Ahmed and Liliane Hassan lost their home and wedding dowry to the conflict in Nahr al-Bared, but have returned to the camp and were at last married. (Lucy Fielder/IRIN)

Ahmed and Liliane Hassan, who are 25 and 17, were supposed to marry in August, but instead were driven from their homes in Nahr al-Bared camp, along with up to 40,000 other people, by 106 days of fighting between the Lebanese army and militant group Fatah al-Islam.

They were among several thousand Palestinians allowed to return from 10 October, and soon after tied the knot. Ahmed explained:

“When we celebrated our engagement during the 2006 July War, the Israelis bombed Abdeh, on the edge of Nahr al-Bared and we ended up in the shelters. Then the fighting delayed our wedding.

“My parents had planned a three-day traditional feast because I’m their first son to marry. Now we have nothing, only a few small pots we were given, and there’s no money for food.
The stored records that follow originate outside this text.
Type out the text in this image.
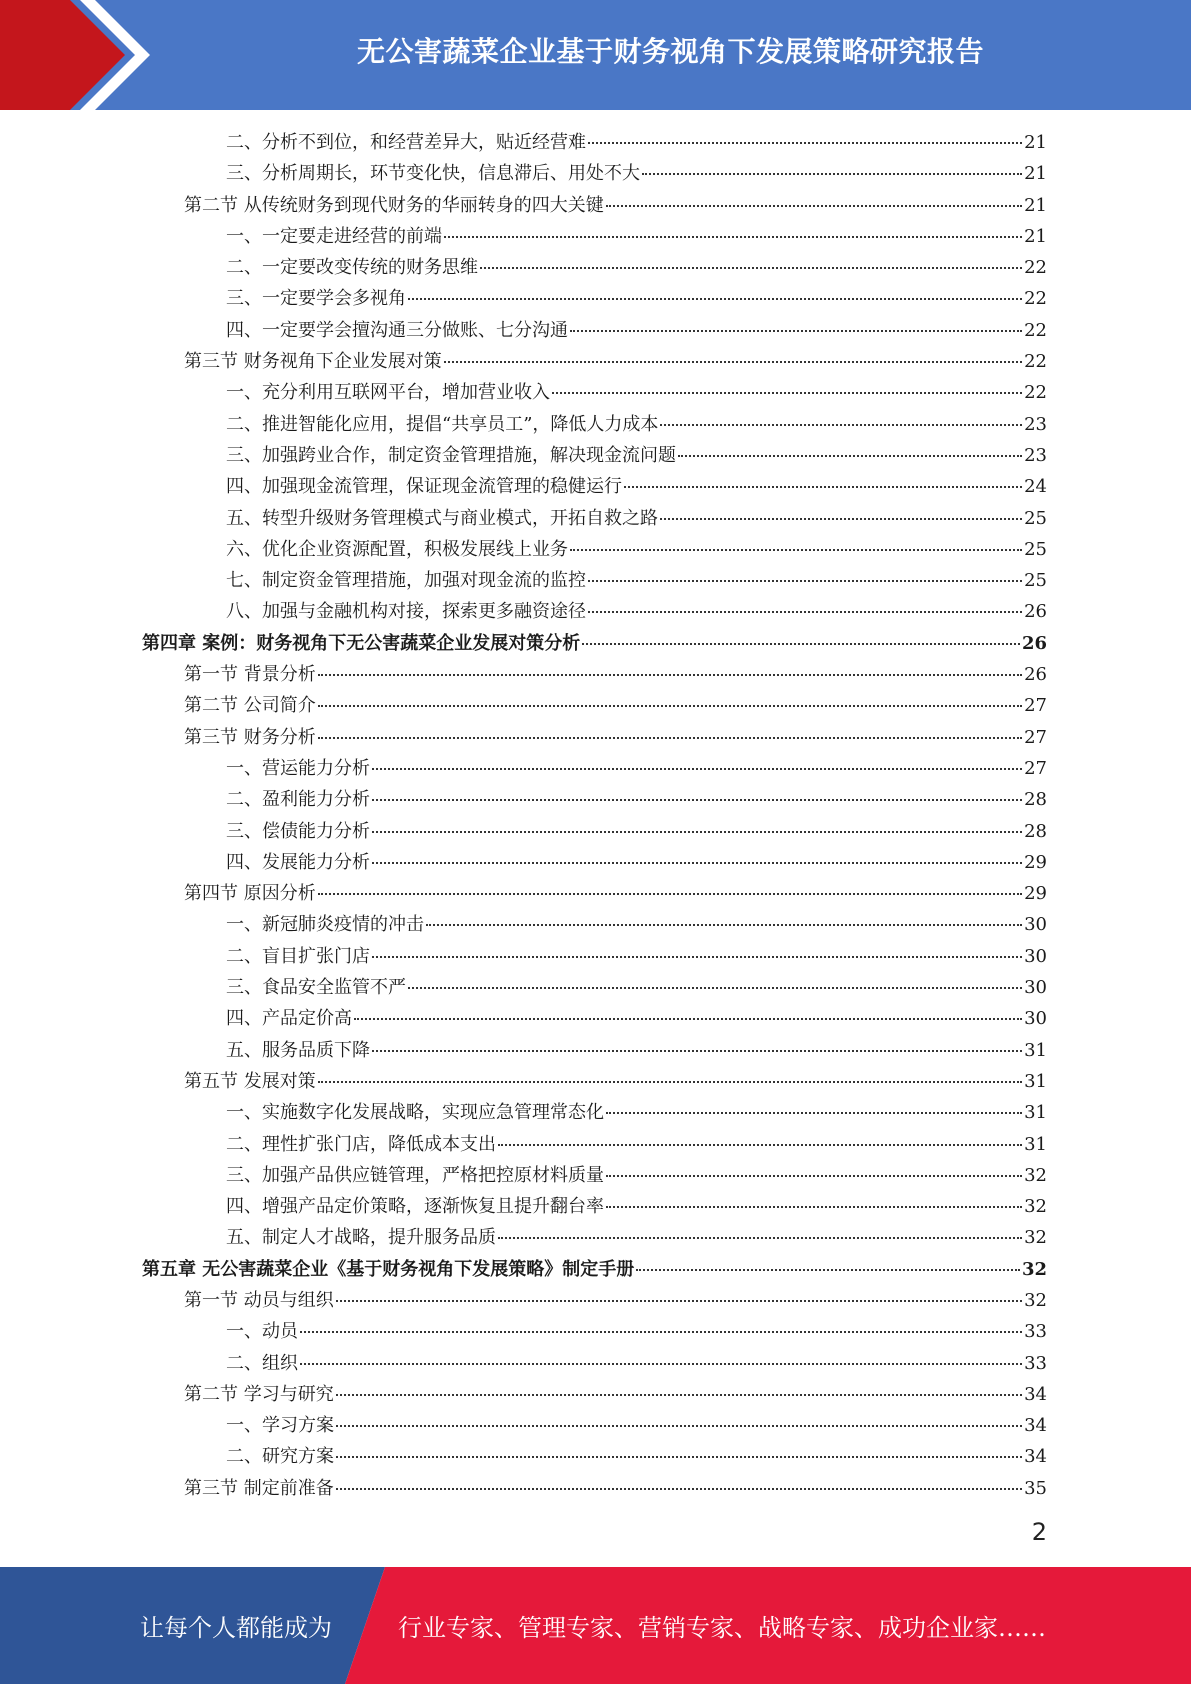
无公害蔬菜企业基于财务视角下发展策略研究报告
二、分析不到位，和经营差异大，贴近经营难	21
三、分析周期长，环节变化快，信息滞后、用处不大	21
第二节 从传统财务到现代财务的华丽转身的四大关键	21
一、一定要走进经营的前端	21
二、一定要改变传统的财务思维	22
三、一定要学会多视角	22
四、一定要学会擅沟通三分做账、七分沟通	22
第三节 财务视角下企业发展对策	22
一、充分利用互联网平台，增加营业收入	22
二、推进智能化应用，提倡“共享员工”，降低人力成本	23
三、加强跨业合作，制定资金管理措施，解决现金流问题	23
四、加强现金流管理，保证现金流管理的稳健运行	24
五、转型升级财务管理模式与商业模式，开拓自救之路	25
六、优化企业资源配置，积极发展线上业务	25
七、制定资金管理措施，加强对现金流的监控	25
八、加强与金融机构对接，探索更多融资途径	26
第四章 案例：财务视角下无公害蔬菜企业发展对策分析	26
第一节 背景分析	26
第二节 公司简介	27
第三节 财务分析	27
一、营运能力分析	27
二、盈利能力分析	28
三、偿债能力分析	28
四、发展能力分析	29
第四节 原因分析	29
一、新冠肺炎疫情的冲击	30
二、盲目扩张门店	30
三、食品安全监管不严	30
四、产品定价高	30
五、服务品质下降	31
第五节 发展对策	31
一、实施数字化发展战略，实现应急管理常态化	31
二、理性扩张门店，降低成本支出	31
三、加强产品供应链管理，严格把控原材料质量	32
四、增强产品定价策略，逐渐恢复且提升翻台率	32
五、制定人才战略，提升服务品质	32
第五章 无公害蔬菜企业《基于财务视角下发展策略》制定手册	32
第一节 动员与组织	32
一、动员	33
二、组织	33
第二节 学习与研究	34
一、学习方案	34
二、研究方案	34
第三节 制定前准备	35
2
让每个人都能成为	行业专家、管理专家、营销专家、战略专家、成功企业家……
So we had a quick, basic ceremony.

“I nearly didn’t make it to my own wedding. At the checkpoint in the morning I realized I’d left my entry permit at home. One soldier kicked up a fuss, but a nicer one waved us through into Nahr al-Bared. Whether they harass you depends on their mood.

“The dowry in gold was stolen. Friends who stayed on in the old camp during the battle told us the army was looting our stuff. A few days later, our building lay in ruins.

“We had built a flat over my parents’ place and got it furnished and ready to move into after the wedding. But it has all gone. Like most people, we had to flee in what we were wearing.

“My parents and 10 of my brothers and sisters cram into two rooms of our rented flat so Liliane and I can have the third. We have electricity and water for an hour or two a day. It’s cold at night: we have four blankets between us and the children have no pyjamas or warm clothes. The army reduced us to nothing.

“But the most important thing to us is that we’re married and we’ve returned to the camp. It felt like a kind of resistance, to celebrate and dance despite everything we’ve suffered.”